A second area of intense research is Imaging with very high spatial resolution. Figure 127 shows a recent example, where the inner part of an insect head has been visualised using tomography. The report on X-ray imaging of vascular networks, also emphasises the necessity of high spatial resolution: to understand the physiological role of the micro-vascularisation of the brain, visualisation of the vascular structure at the micrometre or even sub-micrometre scale is required. This was achieved for the first time using microtomography with an appropriate contrast agent.


Fig. 127: Tomographic images showing the internal structures of the head of an earwig (Forficula auricularia), allowing the visualisation of the skeleton and muscles (Courtesy W.K. Lee, APS, O. Betz, Zoologisches Institut, Kiel and P. Cloetens, ESRF).


As indicated above, an important feature of the X-ray imaging field is the very wide range of applications making use of the techniques. In addition to the biomedical applications, there are numerous applications from the fields of materials science and physics, which also benefit from the unique possibilities on the beamlines.

Porosities in quasicrystals are well visualised with phase-contrast imaging. The pore sizes were found to be much higher than those observed on crystals of the same composition. The evolution of the pores during a high vacuum annealing appears compatible with a vacancy diffusion mechanism; however, their origin remains a puzzle. This article also emphasises the importance of the sample environment, which allow in situ and real-time measurements.

Other highlight articles concern the analysis of grain compaction by X-ray microtomography this helps our understanding of the slow dynamics of non-equilibrium systems. Another example concerns the investigation of GaN, a very important material for new electronic devices. In this last case, the homogeneity is a key parameter, which was investigated in highly-doped Mn-GaN by using microanalytical techniques.

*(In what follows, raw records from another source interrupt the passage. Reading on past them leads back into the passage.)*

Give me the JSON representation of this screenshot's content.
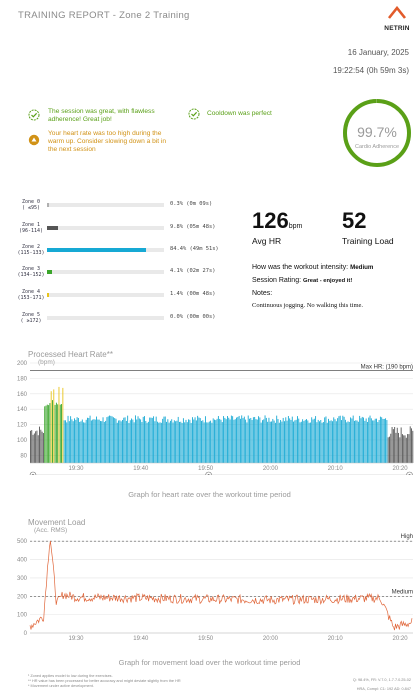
{
  "header": {
    "title": "TRAINING REPORT - Zone 2 Training",
    "logo_text": "NETRIN"
  },
  "session": {
    "date": "16 January, 2025",
    "time": "19:22:54 (0h 59m 3s)"
  },
  "feedback": [
    {
      "icon": "check-badge-icon",
      "color": "#5aa017",
      "text": "The session was great, with flawless adherence! Great job!"
    },
    {
      "icon": "check-badge-icon",
      "color": "#5aa017",
      "text": "Cooldown was perfect"
    },
    {
      "icon": "warning-badge-icon",
      "color": "#d19216",
      "text": "Your heart rate was too high during the warm up. Consider slowing down a bit in the next session"
    }
  ],
  "adherence": {
    "value": "99.7%",
    "label": "Cardio Adherence",
    "fraction": 0.997,
    "color": "#5aa017"
  },
  "zones": [
    {
      "name": "Zone 0",
      "range": "( ≤95)",
      "pct": 0.3,
      "text": "0.3% (0m 09s)",
      "color": "#b0b0b0"
    },
    {
      "name": "Zone 1",
      "range": "(96-114)",
      "pct": 9.8,
      "text": "9.8% (05m 48s)",
      "color": "#555555"
    },
    {
      "name": "Zone 2",
      "range": "(115-133)",
      "pct": 84.4,
      "text": "84.4% (49m 51s)",
      "color": "#17a9d4"
    },
    {
      "name": "Zone 3",
      "range": "(134-152)",
      "pct": 4.1,
      "text": "4.1% (02m 27s)",
      "color": "#3aa52a"
    },
    {
      "name": "Zone 4",
      "range": "(153-171)",
      "pct": 1.4,
      "text": "1.4% (00m 48s)",
      "color": "#e8c41b"
    },
    {
      "name": "Zone 5",
      "range": "( ≥172)",
      "pct": 0.0,
      "text": "0.0% (00m 00s)",
      "color": "#e25b2b"
    }
  ],
  "stats": {
    "avg_hr": "126",
    "avg_hr_unit": "bpm",
    "avg_hr_label": "Avg HR",
    "load": "52",
    "load_label": "Training Load"
  },
  "questions": {
    "intensity_q": "How was the workout intensity:",
    "intensity_a": "Medium",
    "rating_q": "Session Rating:",
    "rating_a": "Great - enjoyed it!",
    "notes_label": "Notes:",
    "notes_text": "Continuous jogging. No walking this time."
  },
  "hr_chart": {
    "title": "Processed Heart Rate**",
    "unit": "(bpm)",
    "max_label": "Max HR: (190 bpm)",
    "caption": "Graph for heart rate over the workout time period",
    "icons": [
      "warmup-icon",
      "exercise-icon",
      "cooldown-icon"
    ]
  },
  "load_chart": {
    "title": "Movement Load",
    "unit": "(Acc. RMS)",
    "high_label": "High",
    "medium_label": "Medium",
    "caption": "Graph for movement load over the workout time period"
  },
  "chart_data": [
    {
      "type": "area",
      "title": "Processed Heart Rate**",
      "ylabel": "(bpm)",
      "ylim": [
        70,
        200
      ],
      "yticks": [
        80,
        100,
        120,
        140,
        160,
        180,
        200
      ],
      "xticks": [
        "19:30",
        "19:40",
        "19:50",
        "20:00",
        "20:10",
        "20:20"
      ],
      "reference_line": {
        "value": 190,
        "label": "Max HR: (190 bpm)"
      },
      "series": [
        {
          "name": "Zone 1",
          "color": "#555555",
          "x": [
            "19:23",
            "19:25",
            "20:18",
            "20:22"
          ],
          "y": [
            107,
            112,
            108,
            104
          ]
        },
        {
          "name": "Zone 2",
          "color": "#17a9d4",
          "x": [
            "19:28",
            "19:35",
            "19:45",
            "19:55",
            "20:05",
            "20:15"
          ],
          "y": [
            128,
            127,
            126,
            127,
            127,
            125
          ]
        },
        {
          "name": "Zone 3",
          "color": "#3aa52a",
          "x": [
            "19:25",
            "19:26",
            "19:27"
          ],
          "y": [
            138,
            148,
            145
          ]
        },
        {
          "name": "Zone 4",
          "color": "#e8c41b",
          "x": [
            "19:26",
            "19:27"
          ],
          "y": [
            163,
            160
          ]
        }
      ]
    },
    {
      "type": "line",
      "title": "Movement Load",
      "ylabel": "(Acc. RMS)",
      "ylim": [
        0,
        550
      ],
      "yticks": [
        0,
        100,
        200,
        300,
        400,
        500
      ],
      "xticks": [
        "19:30",
        "19:40",
        "19:50",
        "20:00",
        "20:10",
        "20:20"
      ],
      "reference_lines": [
        {
          "value": 500,
          "label": "High"
        },
        {
          "value": 200,
          "label": "Medium"
        }
      ],
      "series": [
        {
          "name": "Movement Load",
          "color": "#e0663a",
          "x": [
            "19:23",
            "19:25",
            "19:26",
            "19:27",
            "19:28",
            "19:30",
            "19:40",
            "19:50",
            "20:00",
            "20:10",
            "20:17",
            "20:19",
            "20:22"
          ],
          "y": [
            40,
            90,
            530,
            160,
            210,
            195,
            190,
            185,
            180,
            185,
            190,
            30,
            60
          ]
        }
      ]
    }
  ],
  "footer": {
    "left": [
      "¹ Zoned applies model to low during the exercises.",
      "** HR value has been processed for better accuracy and might deviate slightly from the HR",
      "* Movement under active development."
    ],
    "right": [
      "Q: 98.4%, FR: V.7.0, 1.7.7.0.25-02",
      "HRA, Compl: C1: 192 AD: 0.847"
    ]
  }
}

Synchrotron radiation microanalysis is an essential tool for many environmental studies, which, in addition to using the established techniques, involve development of new ones. Combined X-ray transmission, fluorescence and Compton scattering helical microtomography is a developing technique, which allows a precise quantitative reconstruction of the internal elemental composition and structure of the measured slice. This new method was applied to the investigation of a fly-ash particle. A new super-hard shock-induced polymorph of carbon was identified (probably resulting from a meteorite impact), that had not been predicted by any theoretical calculation. The degassing of sulphur during volcanic eruptions is a very important subject that remains unsatisfactorily explained. The evolution from Fe3+ to Fe2+ under conditions close to those in magmas during their ascent from the Earth's mantle to the surface was investigated by µXANES. Understanding the redox conditions furthers our knowledge of the whole process.

The intense activity in all of the areas mentioned will clearly lead to new developments in the near future. This is particularly true for radiation therapy and "nano-tomography". In this last case, an effort is foreseen to improve the spatial resolution to the 100 nm range, and in the longer term, to a few tens of nm.